How NDAA Could Impact US Missile Defense
Michaela Dodge /
The U.S. House of Representatives recently took a first step to enact the National Defense Authorization Act (NDAA) for the fiscal year 2017 into law. The bill is one of the major congressional vehicles to advance policies related to U.S. national security issues.
The NDAA advances several important nuclear weapons and missile defense policy positions. For example, the bill places limits on modernization of equipment of the Russian aircraft under the Open Skies Treaty unless certain conditions are met, including Russia permitting overflight over Moscow, Chechnya, Abkhazia, South Ossetia, and Kaliningrad without restriction and without inconsistency to requirements under the Open Skies Treaty.

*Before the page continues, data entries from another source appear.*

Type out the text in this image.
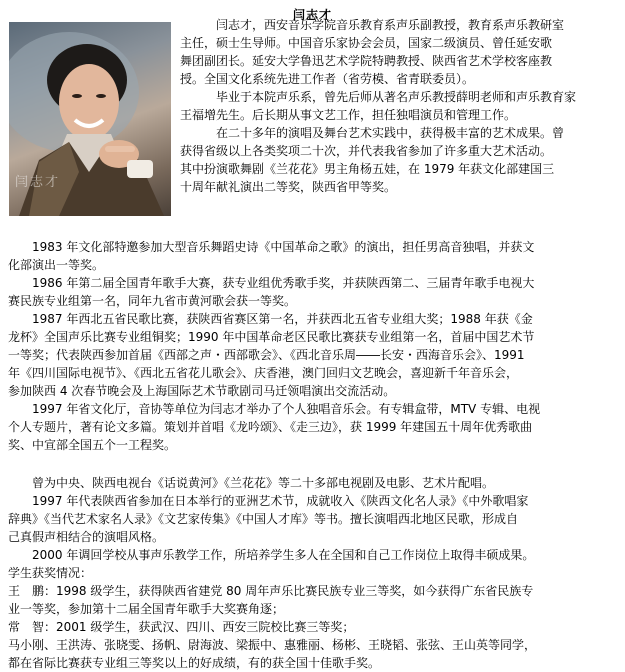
闫志才
闫志才
　　　闫志才，西安音乐学院音乐教育系声乐副教授，教育系声乐教研室
主任，硕士生导师。中国音乐家协会会员，国家二级演员、曾任延安歌
舞团副团长。延安大学鲁迅艺术学院特聘教授、陕西省艺术学校客座教
授。全国文化系统先进工作者（省劳模、省青联委员）。
　　　毕业于本院声乐系，曾先后师从著名声乐教授薛明老师和声乐教育家
王福增先生。后长期从事文艺工作，担任独唱演员和管理工作。
　　　在二十多年的演唱及舞台艺术实践中，获得极丰富的艺术成果。曾
获得省级以上各类奖项二十次，并代表我省参加了许多重大艺术活动。
其中扮演歌舞剧《兰花花》男主角杨五娃，在 1979 年获文化部建国三
十周年献礼演出二等奖，陕西省甲等奖。
　　1983 年文化部特邀参加大型音乐舞蹈史诗《中国革命之歌》的演出，担任男高音独唱，并获文
化部演出一等奖。
　　1986 年第二届全国青年歌手大赛，获专业组优秀歌手奖，并获陕西第二、三届青年歌手电视大
赛民族专业组第一名，同年九省市黄河歌会获一等奖。
　　1987 年西北五省民歌比赛，获陕西省赛区第一名，并获西北五省专业组大奖；1988 年获《金
龙杯》全国声乐比赛专业组铜奖；1990 年中国革命老区民歌比赛获专业组第一名，首届中国艺术节
一等奖；代表陕西参加首届《西部之声・西部歌会》、《西北音乐周――长安・西海音乐会》、1991
年《四川国际电视节》、《西北五省花儿歌会》、庆香港，澳门回归文艺晚会，喜迎新千年音乐会，
参加陕西 4 次春节晚会及上海国际艺术节歌剧司马迁领唱演出交流活动。
　　1997 年省文化厅，音协等单位为闫志才举办了个人独唱音乐会。有专辑盒带，MTV 专辑、电视
个人专题片，著有论文多篇。策划并首唱《龙吟颂》、《走三边》，获 1999 年建国五十周年优秀歌曲
奖、中宣部全国五个一工程奖。
　　曾为中央、陕西电视台《话说黄河》《兰花花》等二十多部电视剧及电影、艺术片配唱。
　　1997 年代表陕西省参加在日本举行的亚洲艺术节，成就收入《陕西文化名人录》《中外歌唱家
辞典》《当代艺术家名人录》《文艺家传集》《中国人才库》等书。擅长演唱西北地区民歌，形成自
己真假声相结合的演唱风格。
　　2000 年调回学校从事声乐教学工作，所培养学生多人在全国和自己工作岗位上取得丰硕成果。
学生获奖情况：
王　鹏：1998 级学生，获得陕西省建党 80 周年声乐比赛民族专业三等奖，如今获得广东省民族专
业一等奖，参加第十二届全国青年歌手大奖赛角逐；
常　智：2001 级学生，获武汉、四川、西安三院校比赛三等奖；
马小刚、王洪涛、张晓雯、扬帆、尉海波、梁振中、惠雅丽、杨彬、王晓韬、张弦、王山英等同学，
都在省际比赛获专业组三等奖以上的好成绩，有的获全国十佳歌手奖。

Additionally, the NDAA calls for developing military options in response to the Russian violations of the Intermediate-Range Nuclear Forces Treaty and with some exceptions limits cooperation with Russia unless Russia ceases its occupation of Ukraine. These are good policies. The United States should not reward Russia’s belligerent international behavior.
The NDAA calls for a limitation of funds available to extend the New Strategic Arms Reduction Treaty (New START) unless certain conditions are met, including producing a National Intelligence Estimate (NIE) of the Russian nuclear doctrine, Moscow’s nuclear capabilities and compliance with arms control agreements.
These requirements are prudent, particularly considering that the New Strategic Arms Reduction Treaty is lopsided in Russia’s favor. Under the Treaty, Russia continues to expand its nuclear arsenal while the United States continues to decrease its. A comprehensive assessment of Russia’s nuclear doctrine and capabilities is overdue.
The administration’s 2010 Nuclear Posture Review does not consider Russia an adversary and claims that the potential for conflict is low. The Nuclear Posture Review ’s assumptions are erroneous.
The NDAA requires the administration to comprehensively review U.S. missile defense strategy. As the ballistic missile threat continues to mature, delays caused by the administration’s program cancellations and policy reversals have the potential to undermine U.S. security in the future.
The NDAA takes a decidedly positive step when it calls for the Director of the Missile Defense Agency to plan for a space-based missile defense intercept and defeat layer. Ballistic missile defense interceptors in space would dramatically enhance U.S. missile defense capability and protection from all missile ranges.
The NDAA also underscores the congressional desire to move away from the Mutually Assured Destruction policies of the Cold War. The NDAA calls for a change in the National Missile Defense Act of 1999 by recognizing that ballistic missile defenses are technologically feasible, which has the United States proven on numerous occasions since the system. The NDAA also recognizes the need to protect the United States from a ballistic missile defense attack.
The National Missile Defense Act of 1999 calls for a protection from a “limited” ballistic missile defense attack and the NDAA would change the language to developing a comprehensive-layered missile defense system “against the developing and increasingly complex ballistic missile threat.”
The change makes sense considering the maturation and an increase of complexity of a ballistic missile threat since 1999.